Une fois le grand tremblement de terre passé, l’activité sismologique autour de la barrière devenait alors presque totalement silencieuse. L’équipe de recherche estime que les barrières constituent des zones complexes où la faille principale se divise en de multiples brins latéraux. Ces ramifications géologiques présentent des décalages situés entre 100 et 400 mètres, soit 109 à 437 yards.
Le processus intègre l’eau de mer qui s’infiltre profondément à l’intérieur de la roche fracturée. Lorsqu’un grand séisme se produit, cette pénétration aqueuse provoque le verrouillage de la roche, créant ainsi un système de freinage particulièrement efficace pour stopper la propagation du tremblement de terre.

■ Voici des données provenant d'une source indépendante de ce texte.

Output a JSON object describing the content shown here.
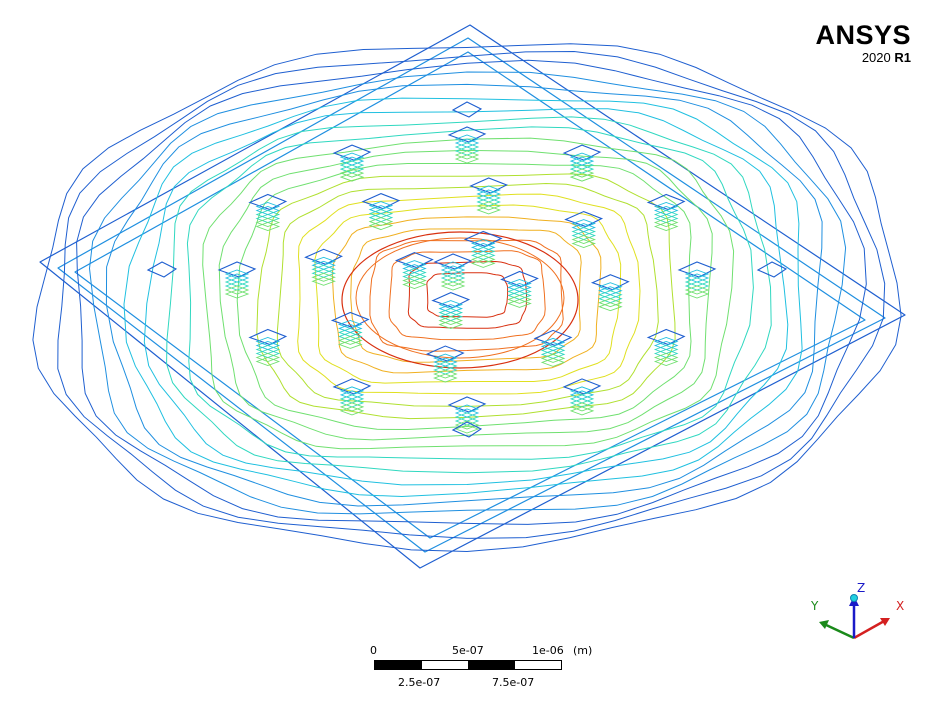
{
  "logo": {
    "name": "ANSYS",
    "version_year": "2020",
    "version_release": "R1"
  },
  "scale": {
    "top_labels": [
      "0",
      "5e-07",
      "1e-06"
    ],
    "unit": "(m)",
    "bottom_labels": [
      "2.5e-07",
      "7.5e-07"
    ]
  },
  "triad": {
    "x_label": "X",
    "y_label": "Y",
    "z_label": "Z",
    "x_color": "#d42020",
    "y_color": "#1a8a1a",
    "z_color": "#1a1ac8"
  },
  "contour_colors": [
    "#1f5fd0",
    "#1f8fe0",
    "#20c0e0",
    "#30d8c0",
    "#70e070",
    "#b0e030",
    "#e0e020",
    "#f0b020",
    "#f07020",
    "#d83010"
  ],
  "pillar": {
    "outline_color": "#1f5fd0",
    "fill_colors": [
      "#20c0e0",
      "#30d8c0",
      "#70e070"
    ]
  }
}
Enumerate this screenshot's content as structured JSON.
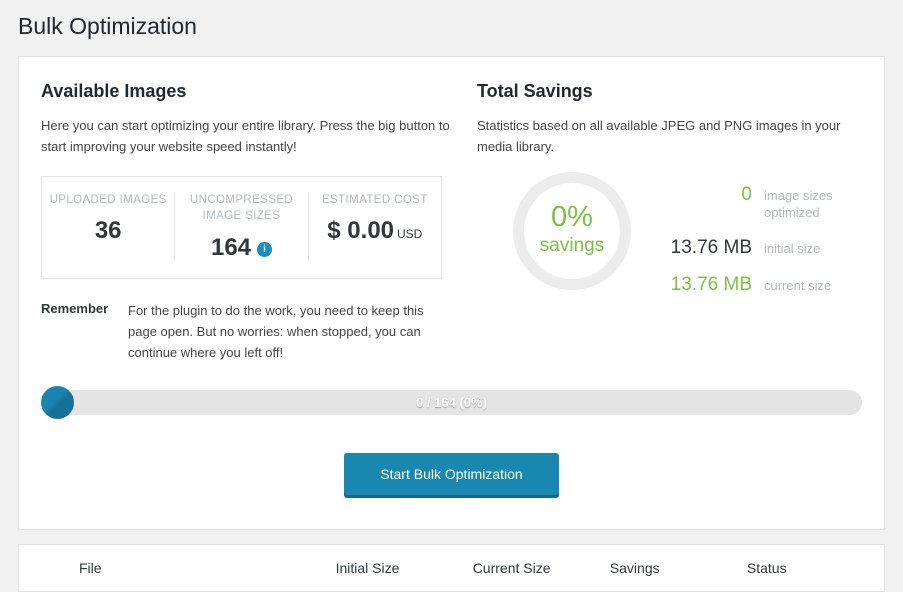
{
  "page": {
    "title": "Bulk Optimization"
  },
  "available_images": {
    "heading": "Available Images",
    "description": "Here you can start optimizing your entire library. Press the big button to start improving your website speed instantly!",
    "stats": [
      {
        "label": "UPLOADED IMAGES",
        "value": "36"
      },
      {
        "label": "UNCOMPRESSED IMAGE SIZES",
        "value": "164"
      },
      {
        "label": "ESTIMATED COST",
        "value": "$ 0.00",
        "unit": "USD"
      }
    ],
    "remember_label": "Remember",
    "remember_text": "For the plugin to do the work, you need to keep this page open. But no worries: when stopped, you can continue where you left off!"
  },
  "total_savings": {
    "heading": "Total Savings",
    "description": "Statistics based on all available JPEG and PNG images in your media library.",
    "ring": {
      "percent": "0%",
      "label": "savings"
    },
    "stats": [
      {
        "value": "0",
        "label": "image sizes optimized"
      },
      {
        "value": "13.76 MB",
        "label": "initial size"
      },
      {
        "value": "13.76 MB",
        "label": "current size"
      }
    ]
  },
  "progress": {
    "text": "0 / 164 (0%)"
  },
  "actions": {
    "start_button": "Start Bulk Optimization"
  },
  "results_table": {
    "headers": [
      "File",
      "Initial Size",
      "Current Size",
      "Savings",
      "Status"
    ]
  },
  "icons": {
    "info_glyph": "i"
  },
  "colors": {
    "accent_blue": "#1a87b0",
    "green": "#7bc143",
    "page_background": "#f1f1f1",
    "muted_label": "#b4b9be",
    "heading_text": "#23282d"
  }
}
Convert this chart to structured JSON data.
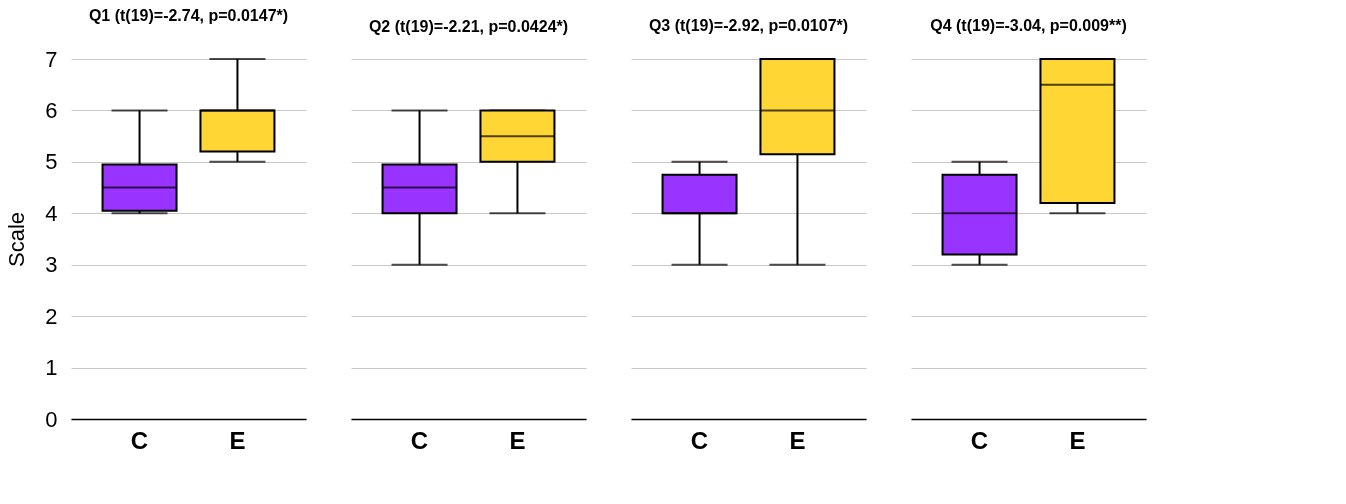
{
  "chart_data": [
    {
      "type": "box",
      "title": "Q1 (t(19)=-2.74, p=0.0147*)",
      "ylabel": "Scale",
      "categories": [
        "C",
        "E"
      ],
      "colors": [
        "#9933ff",
        "#ffd633"
      ],
      "ylim": [
        0,
        7
      ],
      "yticks": [
        0,
        1,
        2,
        3,
        4,
        5,
        6,
        7
      ],
      "grid": "y",
      "boxes": [
        {
          "low": 4,
          "q1": 4.05,
          "median": 4.5,
          "q3": 4.95,
          "high": 6
        },
        {
          "low": 5,
          "q1": 5.2,
          "median": 6,
          "q3": 6,
          "high": 7
        }
      ]
    },
    {
      "type": "box",
      "title": "Q2 (t(19)=-2.21, p=0.0424*)",
      "categories": [
        "C",
        "E"
      ],
      "colors": [
        "#9933ff",
        "#ffd633"
      ],
      "ylim": [
        0,
        7
      ],
      "yticks": [
        0,
        1,
        2,
        3,
        4,
        5,
        6,
        7
      ],
      "grid": "y",
      "tick_labels": "x",
      "boxes": [
        {
          "low": 3,
          "q1": 4,
          "median": 4.5,
          "q3": 4.95,
          "high": 6
        },
        {
          "low": 4,
          "q1": 5,
          "median": 5.5,
          "q3": 6,
          "high": 6
        }
      ]
    },
    {
      "type": "box",
      "title": "Q3 (t(19)=-2.92, p=0.0107*)",
      "categories": [
        "C",
        "E"
      ],
      "colors": [
        "#9933ff",
        "#ffd633"
      ],
      "ylim": [
        0,
        7
      ],
      "yticks": [
        0,
        1,
        2,
        3,
        4,
        5,
        6,
        7
      ],
      "grid": "y",
      "tick_labels": "x",
      "boxes": [
        {
          "low": 3,
          "q1": 4,
          "median": 4,
          "q3": 4.75,
          "high": 5
        },
        {
          "low": 3,
          "q1": 5.15,
          "median": 6,
          "q3": 7,
          "high": 7
        }
      ]
    },
    {
      "type": "box",
      "title": "Q4 (t(19)=-3.04, p=0.009**)",
      "categories": [
        "C",
        "E"
      ],
      "colors": [
        "#9933ff",
        "#ffd633"
      ],
      "ylim": [
        0,
        7
      ],
      "yticks": [
        0,
        1,
        2,
        3,
        4,
        5,
        6,
        7
      ],
      "grid": "y",
      "tick_labels": "x",
      "boxes": [
        {
          "low": 3,
          "q1": 3.2,
          "median": 4,
          "q3": 4.75,
          "high": 5
        },
        {
          "low": 4,
          "q1": 4.2,
          "median": 6.5,
          "q3": 7,
          "high": 7
        }
      ]
    }
  ]
}
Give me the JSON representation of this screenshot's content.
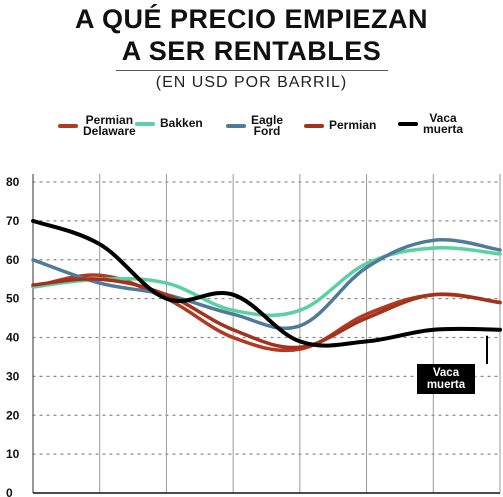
{
  "header": {
    "title_line1": "A QUÉ PRECIO EMPIEZAN",
    "title_line2": "A SER RENTABLES",
    "subtitle": "(EN USD POR BARRIL)"
  },
  "chart_data": {
    "type": "line",
    "title": "A QUÉ PRECIO EMPIEZAN A SER RENTABLES",
    "subtitle": "(EN USD POR BARRIL)",
    "xlabel": "",
    "ylabel": "",
    "ylim": [
      0,
      80
    ],
    "yticks": [
      0,
      10,
      20,
      30,
      40,
      50,
      60,
      70,
      80
    ],
    "grid": "horizontal dotted, vertical solid",
    "legend": "top",
    "x": [
      0,
      1,
      2,
      3,
      4,
      5,
      6,
      7
    ],
    "series": [
      {
        "name": "Permian\nDelaware",
        "color": "#b23a22",
        "values": [
          53,
          56,
          50,
          40,
          37,
          46,
          51,
          49
        ]
      },
      {
        "name": "Bakken",
        "color": "#5bd0a0",
        "values": [
          53,
          55,
          54,
          47,
          47,
          59,
          63,
          61.5
        ]
      },
      {
        "name": "Eagle\nFord",
        "color": "#4f7a99",
        "values": [
          60,
          54,
          51,
          46,
          43,
          58,
          65,
          62.5
        ]
      },
      {
        "name": "Permian",
        "color": "#a2321c",
        "values": [
          53.5,
          55,
          51,
          42,
          37.5,
          45,
          51,
          49
        ]
      },
      {
        "name": "Vaca\nmuerta",
        "color": "#000000",
        "values": [
          70,
          64,
          50,
          51,
          39,
          39,
          42,
          42
        ]
      }
    ],
    "annotation": {
      "text": "Vaca\nmuerta"
    }
  }
}
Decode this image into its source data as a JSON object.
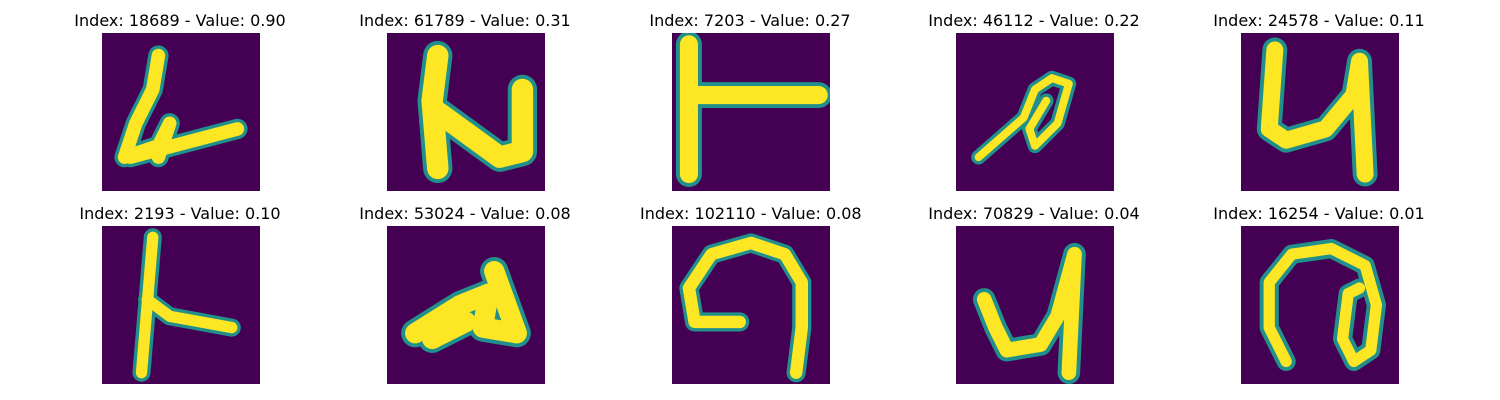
{
  "colors": {
    "background": "#440154",
    "edge": "#21908c",
    "fill": "#fde725",
    "mid": "#5ec962"
  },
  "panels": [
    {
      "title": "Index: 18689 - Value: 0.90",
      "glyph": "four-like"
    },
    {
      "title": "Index: 61789 - Value: 0.31",
      "glyph": "n-like"
    },
    {
      "title": "Index: 7203 - Value: 0.27",
      "glyph": "t-like"
    },
    {
      "title": "Index: 46112 - Value: 0.22",
      "glyph": "loop-like"
    },
    {
      "title": "Index: 24578 - Value: 0.11",
      "glyph": "u-like"
    },
    {
      "title": "Index: 2193 - Value: 0.10",
      "glyph": "k-like"
    },
    {
      "title": "Index: 53024 - Value: 0.08",
      "glyph": "a-like"
    },
    {
      "title": "Index: 102110 - Value: 0.08",
      "glyph": "hook-like"
    },
    {
      "title": "Index: 70829 - Value: 0.04",
      "glyph": "u-hook-like"
    },
    {
      "title": "Index: 16254 - Value: 0.01",
      "glyph": "at-like"
    }
  ]
}
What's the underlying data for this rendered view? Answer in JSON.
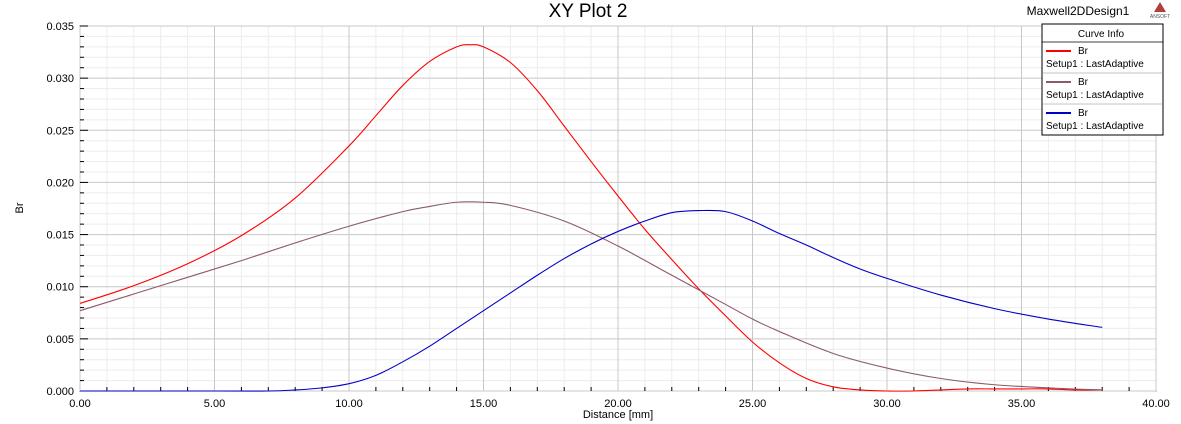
{
  "header": {
    "title": "XY Plot 2",
    "design_name": "Maxwell2DDesign1",
    "logo_text": "ANSOFT"
  },
  "legend": {
    "title": "Curve Info"
  },
  "chart_data": {
    "type": "line",
    "title": "XY Plot 2",
    "xlabel": "Distance [mm]",
    "ylabel": "Br",
    "xlim": [
      0,
      40
    ],
    "ylim": [
      0,
      0.035
    ],
    "x_ticks": [
      "0.00",
      "5.00",
      "10.00",
      "15.00",
      "20.00",
      "25.00",
      "30.00",
      "35.00",
      "40.00"
    ],
    "y_ticks": [
      "0.000",
      "0.005",
      "0.010",
      "0.015",
      "0.020",
      "0.025",
      "0.030",
      "0.035"
    ],
    "grid": true,
    "legend_position": "top-right",
    "series": [
      {
        "name": "Br",
        "setup": "Setup1 : LastAdaptive",
        "color": "#ff0000",
        "x": [
          0,
          2,
          4,
          6,
          8,
          10,
          11,
          12,
          13,
          14,
          14.5,
          15,
          16,
          17,
          18,
          19,
          20,
          21,
          22,
          23,
          24,
          25,
          26,
          27,
          28,
          29,
          30,
          31,
          32,
          33,
          34,
          35,
          36,
          37,
          38
        ],
        "y": [
          0.0084,
          0.0101,
          0.0122,
          0.0149,
          0.0185,
          0.0235,
          0.0264,
          0.0293,
          0.0316,
          0.033,
          0.0332,
          0.033,
          0.0315,
          0.0288,
          0.0254,
          0.022,
          0.0187,
          0.0155,
          0.0126,
          0.0098,
          0.0072,
          0.0047,
          0.0027,
          0.0012,
          0.0004,
          0.0001,
          0.0,
          0.0,
          0.0001,
          0.0002,
          0.0002,
          0.0002,
          0.0002,
          0.0001,
          0.0001
        ]
      },
      {
        "name": "Br",
        "setup": "Setup1 : LastAdaptive",
        "color": "#8b5a6b",
        "x": [
          0,
          2,
          4,
          6,
          8,
          10,
          12,
          13,
          14,
          15,
          16,
          18,
          20,
          22,
          24,
          25,
          26,
          28,
          30,
          32,
          34,
          36,
          38
        ],
        "y": [
          0.0077,
          0.0093,
          0.0109,
          0.0125,
          0.0142,
          0.0158,
          0.0172,
          0.0177,
          0.0181,
          0.0181,
          0.0178,
          0.0163,
          0.0139,
          0.0111,
          0.0083,
          0.0069,
          0.0057,
          0.0036,
          0.0022,
          0.0012,
          0.0006,
          0.0003,
          0.0001
        ]
      },
      {
        "name": "Br",
        "setup": "Setup1 : LastAdaptive",
        "color": "#0000c8",
        "x": [
          0,
          5,
          7,
          8,
          9,
          10,
          11,
          12,
          13,
          14,
          15,
          16,
          17,
          18,
          19,
          20,
          21,
          22,
          23,
          24,
          25,
          26,
          27,
          28,
          29,
          30,
          32,
          34,
          36,
          38
        ],
        "y": [
          0.0,
          0.0,
          0.0,
          0.0001,
          0.0003,
          0.0007,
          0.0015,
          0.0028,
          0.0043,
          0.006,
          0.0077,
          0.0094,
          0.0111,
          0.0127,
          0.0141,
          0.0153,
          0.0163,
          0.0171,
          0.0173,
          0.0172,
          0.0163,
          0.0151,
          0.014,
          0.0128,
          0.0117,
          0.0108,
          0.0092,
          0.0079,
          0.0069,
          0.0061
        ]
      }
    ]
  }
}
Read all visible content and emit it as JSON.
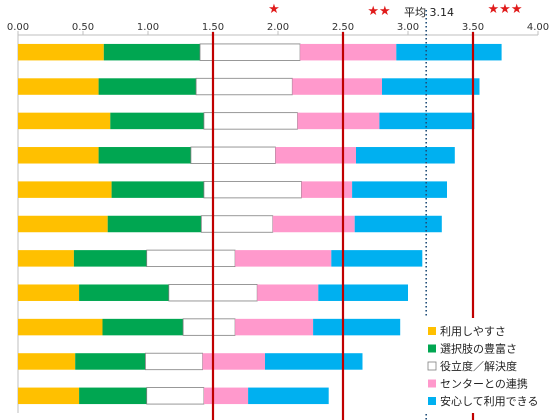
{
  "chart_data": {
    "type": "bar",
    "orientation": "horizontal",
    "stacked": true,
    "xlim": [
      0,
      4.0
    ],
    "x_ticks": [
      "0.00",
      "0.50",
      "1.00",
      "1.50",
      "2.00",
      "2.50",
      "3.00",
      "3.50",
      "4.00"
    ],
    "x_tick_values": [
      0,
      0.5,
      1.0,
      1.5,
      2.0,
      2.5,
      3.0,
      3.5,
      4.0
    ],
    "grid": false,
    "legend_position": "bottom-right",
    "series": [
      {
        "name": "利用しやすさ",
        "color": "#FFC000",
        "values": [
          0.66,
          0.62,
          0.71,
          0.62,
          0.72,
          0.69,
          0.43,
          0.47,
          0.65,
          0.44,
          0.47
        ]
      },
      {
        "name": "選択肢の豊富さ",
        "color": "#00A651",
        "values": [
          0.74,
          0.75,
          0.72,
          0.71,
          0.71,
          0.72,
          0.56,
          0.69,
          0.62,
          0.54,
          0.52
        ]
      },
      {
        "name": "役立度／解決度",
        "color": "#FFFFFF",
        "values": [
          0.77,
          0.74,
          0.72,
          0.65,
          0.75,
          0.55,
          0.68,
          0.68,
          0.4,
          0.44,
          0.44
        ]
      },
      {
        "name": "センターとの連携",
        "color": "#FF99CC",
        "values": [
          0.74,
          0.69,
          0.63,
          0.62,
          0.39,
          0.63,
          0.74,
          0.47,
          0.6,
          0.48,
          0.34
        ]
      },
      {
        "name": "安心して利用できる",
        "color": "#00B0F0",
        "values": [
          0.81,
          0.75,
          0.73,
          0.76,
          0.73,
          0.67,
          0.7,
          0.69,
          0.67,
          0.75,
          0.62
        ]
      }
    ],
    "reference_lines": [
      {
        "value": 1.5,
        "style": "solid",
        "color": "#C00000"
      },
      {
        "value": 2.5,
        "style": "solid",
        "color": "#C00000"
      },
      {
        "value": 3.5,
        "style": "solid",
        "color": "#C00000"
      },
      {
        "value": 3.14,
        "style": "dotted",
        "color": "#1F4E79"
      }
    ],
    "annotations": {
      "average_label": "平均 3.14",
      "star_1": "★",
      "star_2": "★★",
      "star_3": "★★★"
    }
  }
}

Anticiper l’avenir grâce à la compréhension du passé

« Ces barrières ne sont pas seulement des caractéristiques passives du paysage, » a précisé Jianhua Gong, qui intervenait en tant qu’étudiant diplômé dans le cadre du programme conjoint MIT-WHOI durant une partie des recherches. « Elles sont des parties actives et dynamiques du système de failles, et comprendre comment elles fonctionnent change notre façon de penser aux limites des tremblements de terre sur ces failles. »
La faille de Gofar se trouve à une distance considérable de toute population humaine, ce qui rend ces séismes réguliers inoffensifs pour les individus. Néanmoins, il existe des failles similaires à travers le monde qui pourraient se situer à proximité de zones habitées. La maîtrise de ces mécanismes s’avère donc capitale.
Comprendre cette dynamique est primordial pour analyser la manière dont les séismes se forment et se comportent globalement. Les détails exhaustifs de ces travaux fondateurs ont été publiés dans la prestigieuse revue Science, offrant aux chercheurs les outils nécessaires pour protéger les populations vulnérables contre de futurs impacts sismiques.